Discipline isn’t the only answer
More than once, Loftus has said reforms must include increased transparency, training and accountability, and notes that her model for inclusive reform is the best way to get that done.
But aside from body cameras and use-of-force reforms, few of the accomplishments Loftus touts as a police commissioner include successful reforms that increased accountability or transparency. She said she is moving ahead to make discipline cases more open and pointed to training programs in crisis intervention and implicit bias as examples of progress.
“I don’t believe that discipline is the only answer,” she said, proudly noting that more police officers have been fired for wrongdoing under her time on the commission than in the past.
The Blue Ribbon Panel also commended the commission’s record of discipline.
Loftus says forcing change on people has not brought the department to “the promised land.”
But for two decades starting in 1978, a federal consent decree forced the department to change the way it hired and promoted women and minorities. The result was a far more diverse department.
Others argue that lack of discipline, or the threat of discipline, is what perpetuates a culture of impunity.
“The real shortcoming of the Police Commission right now [is that] there hasn’t really been any real discipline or holding these officers accountable for their behavior,” Lacey, the civil rights lawyer, said.
Loftus, who denies her actions as a police commissioner are politically motivated, says she has and is willing to stand up to the union.
“I am frustrated when I see delays from anyone, including the POA,” she said, pointing out that she only defers to the union when it is a matter of law affecting working conditions.
But some observers question how deep the roots of reform run in Loftus.
“The commission has ultimate authority, but they aren’t using that authority in a manner that inspires confidence in their leadership,” Young said.
When it came to the body camera policy earlier this year, the central issue over the policy was over whether officers would be allowed to review footage after critical incidents. The commission voted to give the chief the power to choose, but after months of meet and confer with the union, city labor negotiators came to a different agreement: Officers will be required to make a brief statement before being allowed to view footage.
When the policy came back to the commission, Loftus pushed it through.
That behind-closed-doors decision angered civil liberties groups and other commissioners, who felt the union was meddling in affairs beyond its right.

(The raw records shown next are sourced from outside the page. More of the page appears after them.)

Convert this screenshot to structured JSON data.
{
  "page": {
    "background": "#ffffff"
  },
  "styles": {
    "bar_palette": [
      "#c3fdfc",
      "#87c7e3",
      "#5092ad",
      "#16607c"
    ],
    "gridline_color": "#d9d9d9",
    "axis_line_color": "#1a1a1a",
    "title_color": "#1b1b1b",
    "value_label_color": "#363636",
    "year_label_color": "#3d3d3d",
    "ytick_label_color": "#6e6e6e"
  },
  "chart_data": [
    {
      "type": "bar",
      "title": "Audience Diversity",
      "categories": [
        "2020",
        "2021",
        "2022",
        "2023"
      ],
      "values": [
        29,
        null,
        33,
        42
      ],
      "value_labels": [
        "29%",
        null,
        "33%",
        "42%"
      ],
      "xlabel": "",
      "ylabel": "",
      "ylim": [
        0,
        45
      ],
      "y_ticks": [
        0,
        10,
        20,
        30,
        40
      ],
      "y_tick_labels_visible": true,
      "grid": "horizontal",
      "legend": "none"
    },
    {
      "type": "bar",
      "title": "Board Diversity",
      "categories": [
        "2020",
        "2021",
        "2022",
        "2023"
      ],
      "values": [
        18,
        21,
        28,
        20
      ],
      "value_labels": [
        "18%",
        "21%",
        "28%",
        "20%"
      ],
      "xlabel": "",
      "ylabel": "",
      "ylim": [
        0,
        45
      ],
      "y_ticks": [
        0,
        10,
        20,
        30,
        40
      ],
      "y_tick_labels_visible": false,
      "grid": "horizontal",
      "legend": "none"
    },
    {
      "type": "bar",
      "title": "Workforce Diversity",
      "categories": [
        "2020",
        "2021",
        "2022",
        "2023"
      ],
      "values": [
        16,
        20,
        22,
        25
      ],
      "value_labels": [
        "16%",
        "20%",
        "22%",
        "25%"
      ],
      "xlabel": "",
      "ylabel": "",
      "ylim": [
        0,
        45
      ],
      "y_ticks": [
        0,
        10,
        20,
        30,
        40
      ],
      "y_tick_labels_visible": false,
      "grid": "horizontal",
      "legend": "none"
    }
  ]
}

“While the commission has attempted to engage a variety of stakeholders, the POA continues to have power in the policymaking process that is disproportionate to that of other stakeholders,” noted the Blue Ribbon Panel report.
But former police union President Gary Delagnes recently wrote in the San Francisco Police Officers Association Journal that this vision of the union is wrong.
“The reality for every San Francisco police officer is that you have become a political football for nearly every San Francisco politician, police commissioner, and self-promoting politico in this city,” Delagnes wrote. “The POA is vilified as obstructionists because we don’t acquiesce to these clowns’ every whim.”
No one knows what it will take to end the problems plaguing the Police Department — and Loftus admits as much. At her confirmation hearing in April before the Board of Supervisors’ Rules Committee, she admitted that even she can’t predict if her approach will truly change the force.
“Nothing changes on a dime,” she said from a podium with a group of supporters behind her. Loftus said The City will only know if it has sufficiently changed the force “if in 10 years, we look back and see fewer [of] such fatal incidents.”
Political reform has winners and losers. It remains to be seen which side Loftus and her allies will be on.